Cycloramphus duseni
- Conservation status: Data Deficient (IUCN 3.1)

Scientific classification
- Kingdom: Animalia
- Phylum: Chordata
- Class: Amphibia
- Order: Anura
- Family: Cycloramphidae
- Genus: Cycloramphus
- Species: C. duseni
- Binomial name: Cycloramphus duseni (Andersson, 1914)
- Synonyms: Telmatobius duseni Andersson, 1914

= Cycloramphus duseni =

- Authority: (Andersson, 1914)
- Conservation status: DD
- Synonyms: Telmatobius duseni Andersson, 1914

Species of frog

Cycloramphus duseni is a species of frog in the family Cycloramphidae. It is endemic to southern Brazil and only known from its type series collected in 1911 from near Casa Ypiranga (or Ipiranga) along the Curitiba–Paranaguá railway, in the Serra do Mar, Paraná state. Prior to naming of Cycloramphus izecksohni in 1983, it was confused with this species. The specific name duseni honors Per Dusén, Swedish naturalist who collected the type series. Common name Ypiranga button frog has been coined for this species.

==Description==
The type series consists of five specimens, two of which appear to be lost. Two male syntypes at the Swedish Museum of Natural History measure 31–33 mm in snout–vent length. The snout is sloping in profile. The toes have reduced webbing. The dorsum bears warts and tubercles; the large warts are sometimes arranged in regular rows. The posterior surface of the thigh has distinct light spots. The belly is yellowish dirty white, although it is unknown whether this refers to living or preserved specimens.

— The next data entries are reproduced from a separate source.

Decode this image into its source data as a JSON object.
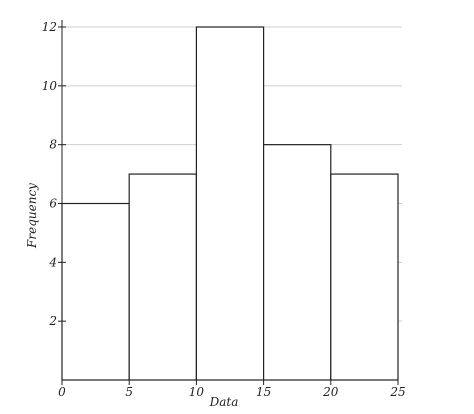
{
  "chart_data": {
    "type": "bar",
    "subtype": "histogram",
    "bins": [
      [
        0,
        5
      ],
      [
        5,
        10
      ],
      [
        10,
        15
      ],
      [
        15,
        20
      ],
      [
        20,
        25
      ]
    ],
    "values": [
      6,
      7,
      12,
      8,
      7
    ],
    "xlabel": "Data",
    "ylabel": "Frequency",
    "xlim": [
      0,
      25
    ],
    "ylim": [
      0,
      12
    ],
    "xticks": [
      "0",
      "5",
      "10",
      "15",
      "20",
      "25"
    ],
    "yticks": [
      "2",
      "4",
      "6",
      "8",
      "10",
      "12"
    ],
    "grid": true,
    "legend": "none"
  }
}
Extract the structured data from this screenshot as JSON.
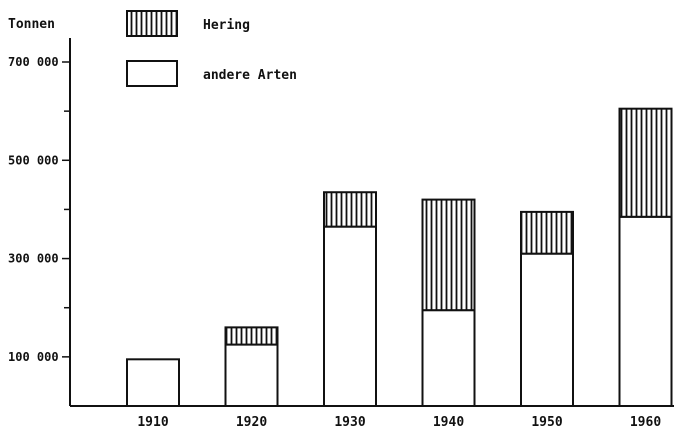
{
  "chart_data": {
    "type": "bar",
    "stacked": true,
    "ylabel": "Tonnen",
    "categories": [
      "1910",
      "1920",
      "1930",
      "1940",
      "1950",
      "1960"
    ],
    "series": [
      {
        "name": "andere Arten",
        "values": [
          95000,
          125000,
          365000,
          195000,
          310000,
          385000
        ]
      },
      {
        "name": "Hering",
        "values": [
          0,
          35000,
          70000,
          225000,
          85000,
          220000
        ]
      }
    ],
    "yticks": [
      {
        "value": 100000,
        "label": "100 000"
      },
      {
        "value": 300000,
        "label": "300 000"
      },
      {
        "value": 500000,
        "label": "500 000"
      },
      {
        "value": 700000,
        "label": "700 000"
      }
    ],
    "ylim": [
      0,
      700000
    ],
    "grid": false,
    "legend_position": "top-left"
  },
  "legend": {
    "hatched_label": "Hering",
    "plain_label": "andere Arten"
  }
}
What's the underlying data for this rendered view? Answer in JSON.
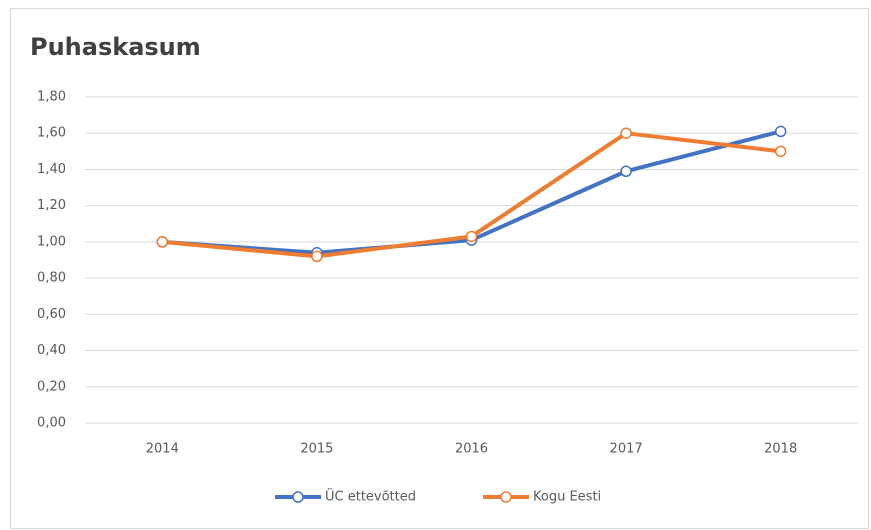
{
  "chart_data": {
    "type": "line",
    "title": "Puhaskasum",
    "categories": [
      "2014",
      "2015",
      "2016",
      "2017",
      "2018"
    ],
    "series": [
      {
        "name": "ÜC ettevõtted",
        "color": "#4472c4",
        "values": [
          1.0,
          0.94,
          1.01,
          1.39,
          1.61
        ]
      },
      {
        "name": "Kogu Eesti",
        "color": "#ed7d31",
        "values": [
          1.0,
          0.92,
          1.03,
          1.6,
          1.5
        ]
      }
    ],
    "ylim": [
      0,
      1.8
    ],
    "yticks": [
      {
        "value": 0,
        "label": "0,00"
      },
      {
        "value": 0.2,
        "label": "0,20"
      },
      {
        "value": 0.4,
        "label": "0,40"
      },
      {
        "value": 0.6,
        "label": "0,60"
      },
      {
        "value": 0.8,
        "label": "0,80"
      },
      {
        "value": 1.0,
        "label": "1,00"
      },
      {
        "value": 1.2,
        "label": "1,20"
      },
      {
        "value": 1.4,
        "label": "1,40"
      },
      {
        "value": 1.6,
        "label": "1,60"
      },
      {
        "value": 1.8,
        "label": "1,80"
      }
    ],
    "grid": true,
    "legend": "bottom"
  }
}
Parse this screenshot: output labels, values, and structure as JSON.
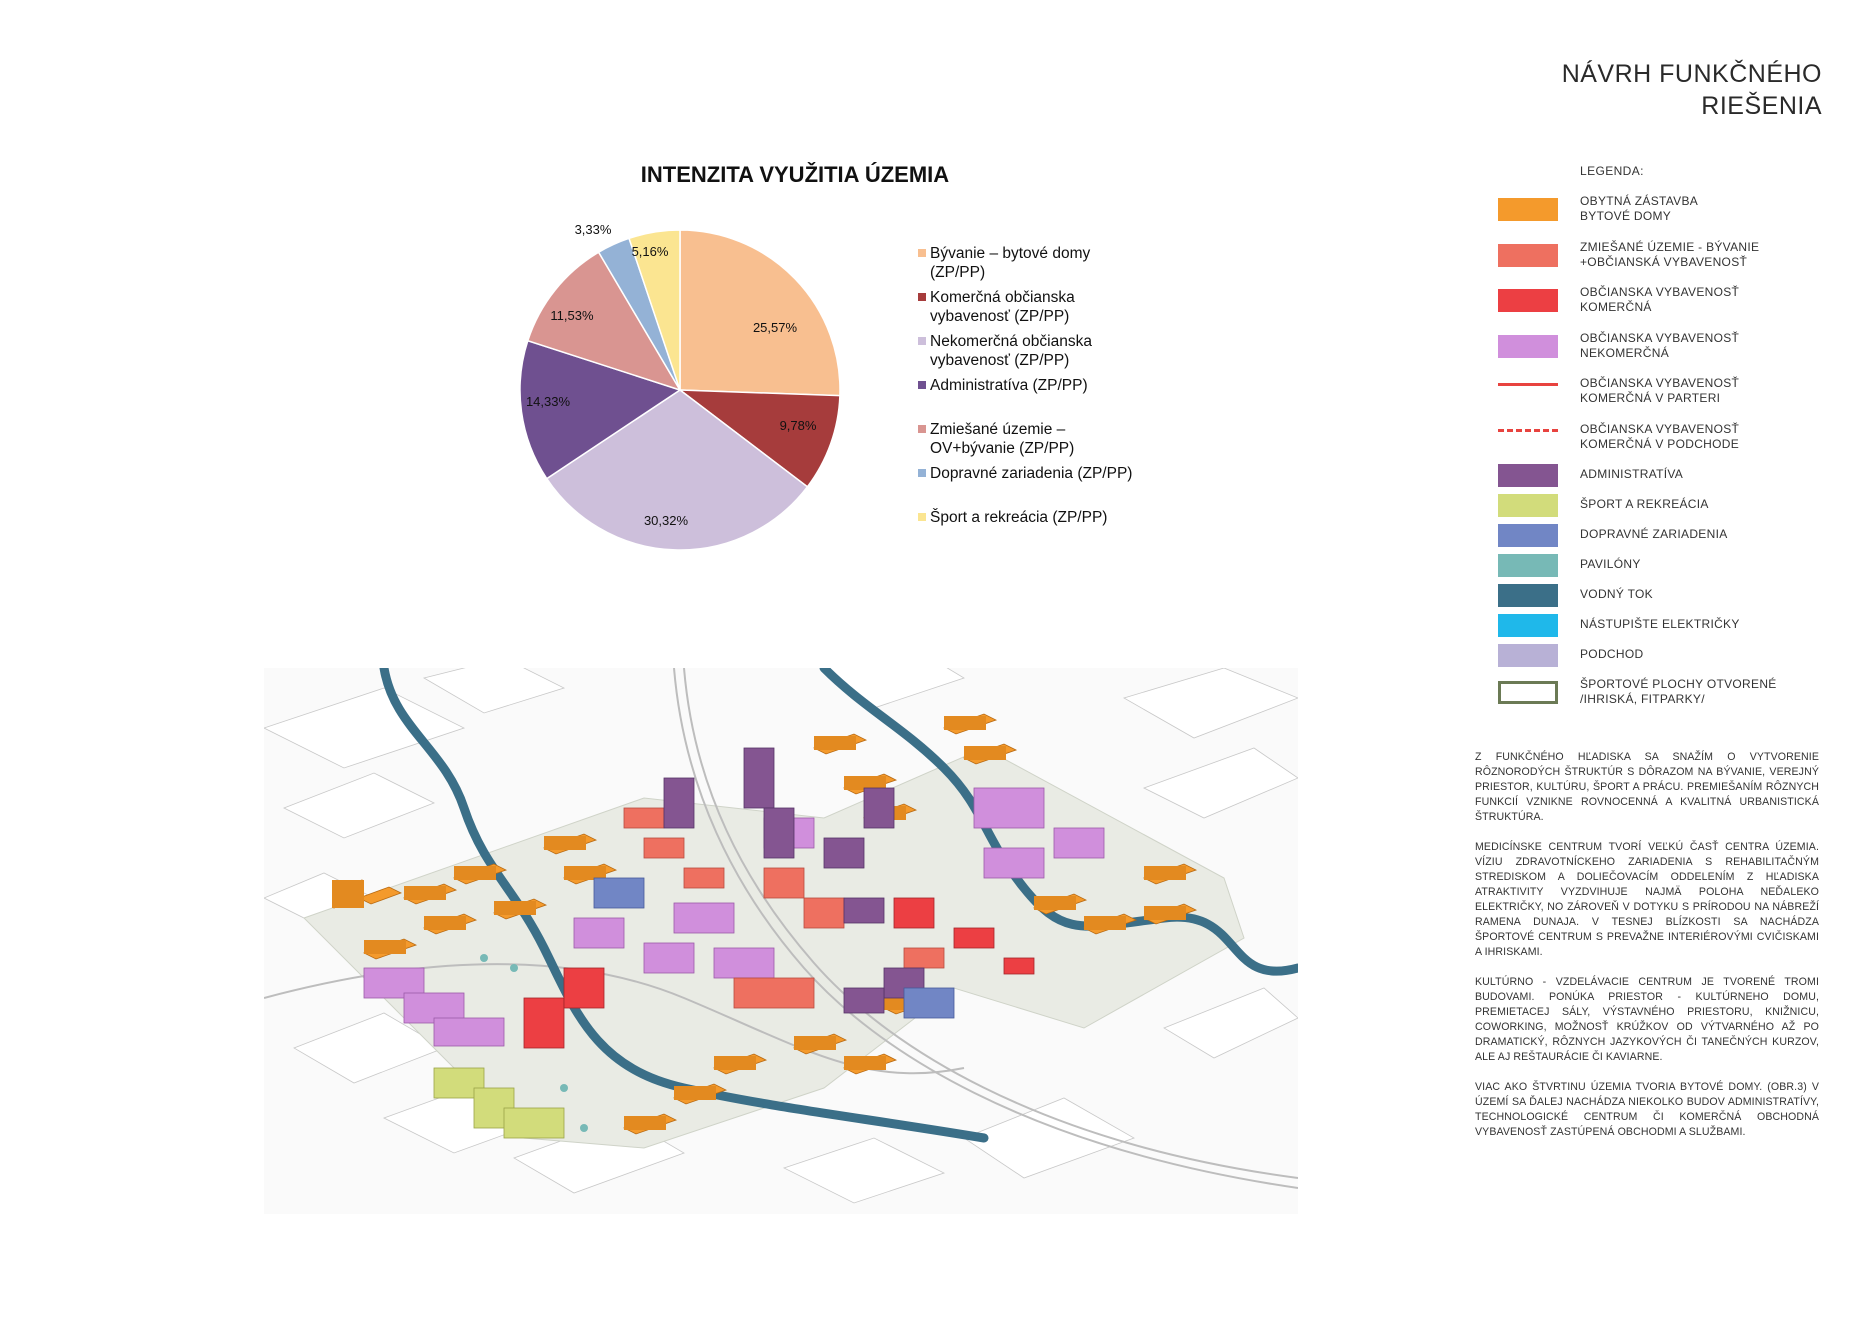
{
  "header": {
    "title_line1": "NÁVRH FUNKČNÉHO",
    "title_line2": "RIEŠENIA"
  },
  "chart_data": {
    "type": "pie",
    "title": "INTENZITA VYUŽITIA ÚZEMIA",
    "slices": [
      {
        "label": "Bývanie – bytové domy (ZP/PP)",
        "value": 25.57,
        "display": "25,57%",
        "color": "#f8bf90"
      },
      {
        "label": "Komerčná občianska vybavenosť (ZP/PP)",
        "value": 9.78,
        "display": "9,78%",
        "color": "#a63c3c"
      },
      {
        "label": "Nekomerčná občianska vybavenosť (ZP/PP)",
        "value": 30.32,
        "display": "30,32%",
        "color": "#cdbfdb"
      },
      {
        "label": "Administratíva (ZP/PP)",
        "value": 14.33,
        "display": "14,33%",
        "color": "#6f5090"
      },
      {
        "label": "Zmiešané územie – OV+bývanie (ZP/PP)",
        "value": 11.53,
        "display": "11,53%",
        "color": "#d99591"
      },
      {
        "label": "Dopravné zariadenia (ZP/PP)",
        "value": 3.33,
        "display": "3,33%",
        "color": "#94b2d6"
      },
      {
        "label": "Šport a rekreácia (ZP/PP)",
        "value": 5.16,
        "display": "5,16%",
        "color": "#fbe591"
      }
    ],
    "legend_placement": "right"
  },
  "pie_legend": [
    {
      "line1": "Bývanie – bytové domy",
      "line2": "(ZP/PP)"
    },
    {
      "line1": "Komerčná občianska",
      "line2": "vybavenosť (ZP/PP)"
    },
    {
      "line1": "Nekomerčná občianska",
      "line2": "vybavenosť (ZP/PP)"
    },
    {
      "line1": "Administratíva (ZP/PP)",
      "line2": ""
    },
    {
      "line1": "Zmiešané územie –",
      "line2": "OV+bývanie (ZP/PP)"
    },
    {
      "line1": "Dopravné zariadenia (ZP/PP)",
      "line2": ""
    },
    {
      "line1": "Šport a rekreácia (ZP/PP)",
      "line2": ""
    }
  ],
  "legend": {
    "heading": "LEGENDA:",
    "items": [
      {
        "line1": "OBYTNÁ ZÁSTAVBA",
        "line2": "BYTOVÉ DOMY",
        "color": "#f49a2c",
        "style": "fill"
      },
      {
        "line1": "ZMIEŠANÉ ÚZEMIE - BÝVANIE",
        "line2": "+OBČIANSKÁ VYBAVENOSŤ",
        "color": "#ee7060",
        "style": "fill"
      },
      {
        "line1": "OBČIANSKA VYBAVENOSŤ",
        "line2": "KOMERČNÁ",
        "color": "#ec3f43",
        "style": "fill"
      },
      {
        "line1": "OBČIANSKA VYBAVENOSŤ",
        "line2": "NEKOMERČNÁ",
        "color": "#d08fdc",
        "style": "fill"
      },
      {
        "line1": "OBČIANSKA VYBAVENOSŤ",
        "line2": "KOMERČNÁ V PARTERI",
        "color": "#e8433f",
        "style": "line"
      },
      {
        "line1": "OBČIANSKA VYBAVENOSŤ",
        "line2": "KOMERČNÁ V PODCHODE",
        "color": "#e8433f",
        "style": "dash"
      },
      {
        "line1": "ADMINISTRATÍVA",
        "line2": "",
        "color": "#845591",
        "style": "fill"
      },
      {
        "line1": "ŠPORT A REKREÁCIA",
        "line2": "",
        "color": "#d2dc7b",
        "style": "fill"
      },
      {
        "line1": "DOPRAVNÉ ZARIADENIA",
        "line2": "",
        "color": "#7186c5",
        "style": "fill"
      },
      {
        "line1": "PAVILÓNY",
        "line2": "",
        "color": "#77b9b6",
        "style": "fill"
      },
      {
        "line1": "VODNÝ TOK",
        "line2": "",
        "color": "#3b6f88",
        "style": "fill"
      },
      {
        "line1": "NÁSTUPIŠTE ELEKTRIČKY",
        "line2": "",
        "color": "#1fb8ea",
        "style": "fill"
      },
      {
        "line1": "PODCHOD",
        "line2": "",
        "color": "#b8b1d6",
        "style": "fill"
      },
      {
        "line1": "ŠPORTOVÉ PLOCHY OTVORENÉ",
        "line2": "/IHRISKÁ, FITPARKY/",
        "color": "#6b7a55",
        "style": "outline"
      }
    ]
  },
  "body_text": [
    "Z funkčného hľadiska sa snažím o vytvorenie rôznorodých štruktúr s dôrazom na bývanie, verejný priestor, kultúru, šport a prácu. Premiešaním rôznych funkcií vznikne rovnocenná a kvalitná urbanistická štruktúra.",
    "Medicínske centrum tvorí veľkú časť centra územia. Víziu zdravotníckeho zariadenia s rehabilitačným strediskom a doliečovacím oddelením z hľadiska atraktivity vyzdvihuje najmä poloha neďaleko električky, no zároveň v dotyku s prírodou na nábreží ramena Dunaja. V tesnej blízkosti sa nachádza športové centrum s prevažne interiérovými cvičiskami a ihriskami.",
    "Kultúrno - vzdelávacie centrum je tvorené tromi budovami. Ponúka priestor - kultúrneho domu, premietacej sály, výstavného priestoru, knižnicu, coworking, možnosť krúžkov od výtvarného až po dramatický, rôznych jazykových či tanečných kurzov, ale aj reštaurácie či kaviarne.",
    "Viac ako štvrtinu územia tvoria bytové domy. (obr.3) V území sa ďalej nachádza niekolko budov administratívy, technologické centrum či komerčná obchodná vybavenosť zastúpená obchodmi a službami."
  ]
}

==Habitat and conservation==
The type series was collected from crevices and cracks in the vertical cliffs at about 600 m above sea level. As of 2004, later searches had failed to find the species again. Larval ecology is unknown, but if similar to other Cycloramphus, the larvae live on rocks in the splash zones of streams in rocky areas in and around forest.

Cycloramphus duseni might occur in the Pico do Marumbi State Park. Tourism is a potential threat to this species.